TL;DR: wrote my first fabric notebook at work ( download some BOM data) and for some reason, I did find that working first in my laptop using VS code then deploying later in Fabric seemed a more natural workflow to me, maybe working with PowerBI desktop for years has something to do with it, you can download the notebook here
You can just use pure Python in Fabric Notebook.
Fabric Notebook support Pyspark and R but vanilla Python works just fine, the only big limitation writing to Delta is currently in developpement , but there is a workaround, I created a function that try first to write using Spark, if not available it will write using Delta Python which works fine in my laptop, in that case the code will works in Fabric Notebook without any modification
Why Not PySpark ?
Obviously if you have Pyspark installed in your laptop and you are familiar with the syntax then go for it, you can even make the argument it is a long term career advantage to be skilful in it, the catch is, I don’t see how I can install it in my laptop and to be honest, I feel DuckDB or pandas for that matter is substantially friendlier to use.

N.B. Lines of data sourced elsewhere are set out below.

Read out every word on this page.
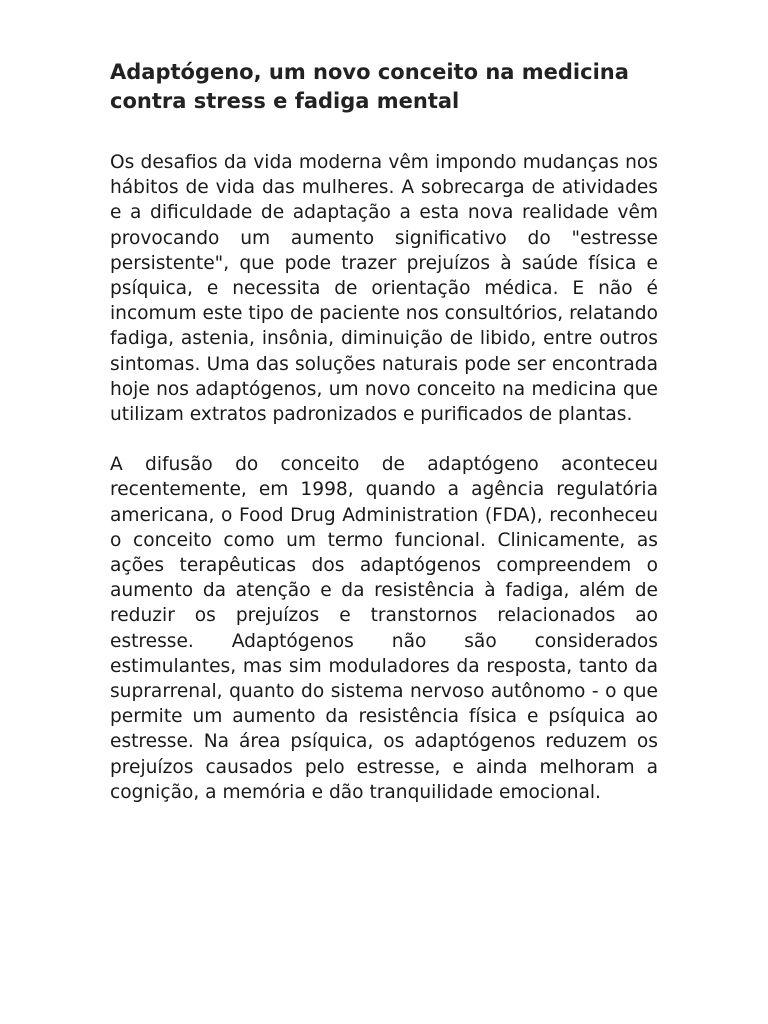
Adaptógeno, um novo conceito na medicina contra stress e fadiga mental

Os desafios da vida moderna vêm impondo mudanças nos hábitos de vida das mulheres. A sobrecarga de atividades e a dificuldade de adaptação a esta nova realidade vêm provocando um aumento significativo do "estresse persistente", que pode trazer prejuízos à saúde física e psíquica, e necessita de orientação médica. E não é incomum este tipo de paciente nos consultórios, relatando fadiga, astenia, insônia, diminuição de libido, entre outros sintomas. Uma das soluções naturais pode ser encontrada hoje nos adaptógenos, um novo conceito na medicina que utilizam extratos padronizados e purificados de plantas.

A difusão do conceito de adaptógeno aconteceu recentemente, em 1998, quando a agência regulatória americana, o Food Drug Administration (FDA), reconheceu o conceito como um termo funcional. Clinicamente, as ações terapêuticas dos adaptógenos compreendem o aumento da atenção e da resistência à fadiga, além de reduzir os prejuízos e transtornos relacionados ao estresse. Adaptógenos não são considerados estimulantes, mas sim moduladores da resposta, tanto da suprarrenal, quanto do sistema nervoso autônomo - o que permite um aumento da resistência física e psíquica ao estresse. Na área psíquica, os adaptógenos reduzem os prejuízos causados pelo estresse, e ainda melhoram a cognição, a memória e dão tranquilidade emocional.
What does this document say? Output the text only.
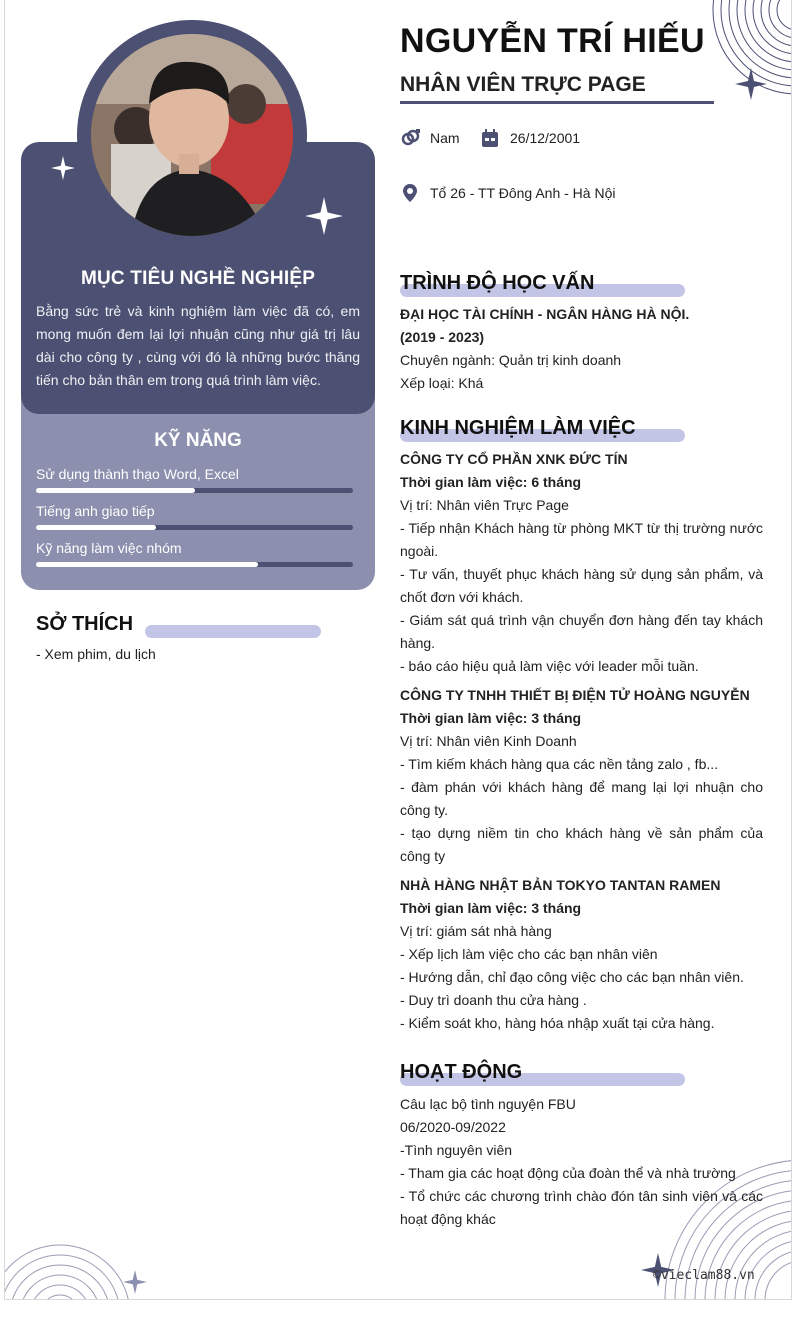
MỤC TIÊU NGHỀ NGHIỆP
Bằng sức trẻ và kinh nghiệm làm việc đã có, em mong muốn đem lại lợi nhuận cũng như giá trị lâu dài cho công ty , cùng với đó là những bước thăng tiến cho bản thân em trong quá trình làm việc.
KỸ NĂNG
Sử dụng thành thạo Word, Excel
Tiếng anh giao tiếp
Kỹ năng làm việc nhóm
SỞ THÍCH
- Xem phim, du lịch
NGUYỄN TRÍ HIẾU
NHÂN VIÊN TRỰC PAGE
Nam	26/12/2001
Tổ 26 - TT Đông Anh - Hà Nội
TRÌNH ĐỘ HỌC VẤN
ĐẠI HỌC TÀI CHÍNH - NGÂN HÀNG HÀ NỘI.
(2019 - 2023)
Chuyên ngành: Quản trị kinh doanh
Xếp loại: Khá
KINH NGHIỆM LÀM VIỆC
CÔNG TY CỔ PHẦN XNK ĐỨC TÍN
Thời gian làm việc: 6 tháng
Vị trí: Nhân viên Trực Page
- Tiếp nhận Khách hàng từ phòng MKT từ thị trường nước ngoài.
- Tư vấn, thuyết phục khách hàng sử dụng sản phẩm, và chốt đơn với khách.
- Giám sát quá trình vận chuyển đơn hàng đến tay khách hàng.
- báo cáo hiệu quả làm việc với leader mỗi tuần.
CÔNG TY TNHH THIẾT BỊ ĐIỆN TỬ HOÀNG NGUYỄN
Thời gian làm việc: 3 tháng
Vị trí: Nhân viên Kinh Doanh
- Tìm kiếm khách hàng qua các nền tảng zalo , fb...
- đàm phán với khách hàng để mang lại lợi nhuận cho công ty.
- tạo dựng niềm tin cho khách hàng về sản phẩm của công ty
NHÀ HÀNG NHẬT BẢN TOKYO TANTAN RAMEN
Thời gian làm việc: 3 tháng
Vị trí: giám sát nhà hàng
- Xếp lịch làm việc cho các bạn nhân viên
- Hướng dẫn, chỉ đạo công việc cho các bạn nhân viên.
- Duy trì doanh thu cửa hàng .
- Kiểm soát kho, hàng hóa nhập xuất tại cửa hàng.
HOẠT ĐỘNG
Câu lạc bộ tình nguyện FBU
06/2020-09/2022
-Tình nguyên viên
- Tham gia các hoạt động của đoàn thể và nhà trường
- Tổ chức các chương trình chào đón tân sinh viên và các hoạt động khác
©vieclam88.vn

Python is very good to download public Data
I use a Python function to download data from BOM website to csv files in a local folder, I copied the same Folder Path as Fabric Lakehouse
I hope the code keeps working, I justed copied some code from the internet and mess with it till it worked, I have no idea how regex is working, and I don’t even want to know
DuckDI API has a vibe of PowerQuery
I used DuckDB to clean the data, you can use Pandas, Polars, Ibis or any library that you like, personally I never liked CTE in SQL, I much prefer step by step logic and seeing the results in every step, and this is exactly what I am doing here
Read everything as a text
Normalize_names will replace empty space with an underscore
All_varchar , will read everything as a text, you can cast the correct type later
DuckDB uses lazy evaluation by default, you need to use show() to see the result
Unpivot Other Columns
Unpivot other columns is one of the coolest feature of PoweQuery, DuckDB has a very nice SQL syntax to do the same
Write the final results as a Delta Table
That’s pretty much the core idea of fabric, if you write your Data into Delta Table then it will be usable by all the Engines, PowerBI, SQL DWH etc
Final Thoughts
The workflow did make sense to me, the only annoying thing is when you import a new notebook in a Fabric workspace it will not overwrite the existing one but create a copy, having the option will be nice.
I can see some advantages for this approach, like if you have a very small SKU and you want to optimize the resource usage, using your laptop for developpement can save you some precious compute, another case maybe if you were not given access to fabric from the admin, showing you have already a working code and you know what you are doing can make the conversation easier.
One thing for sure, users will use fabric in some unexpected ways and that’s just fine.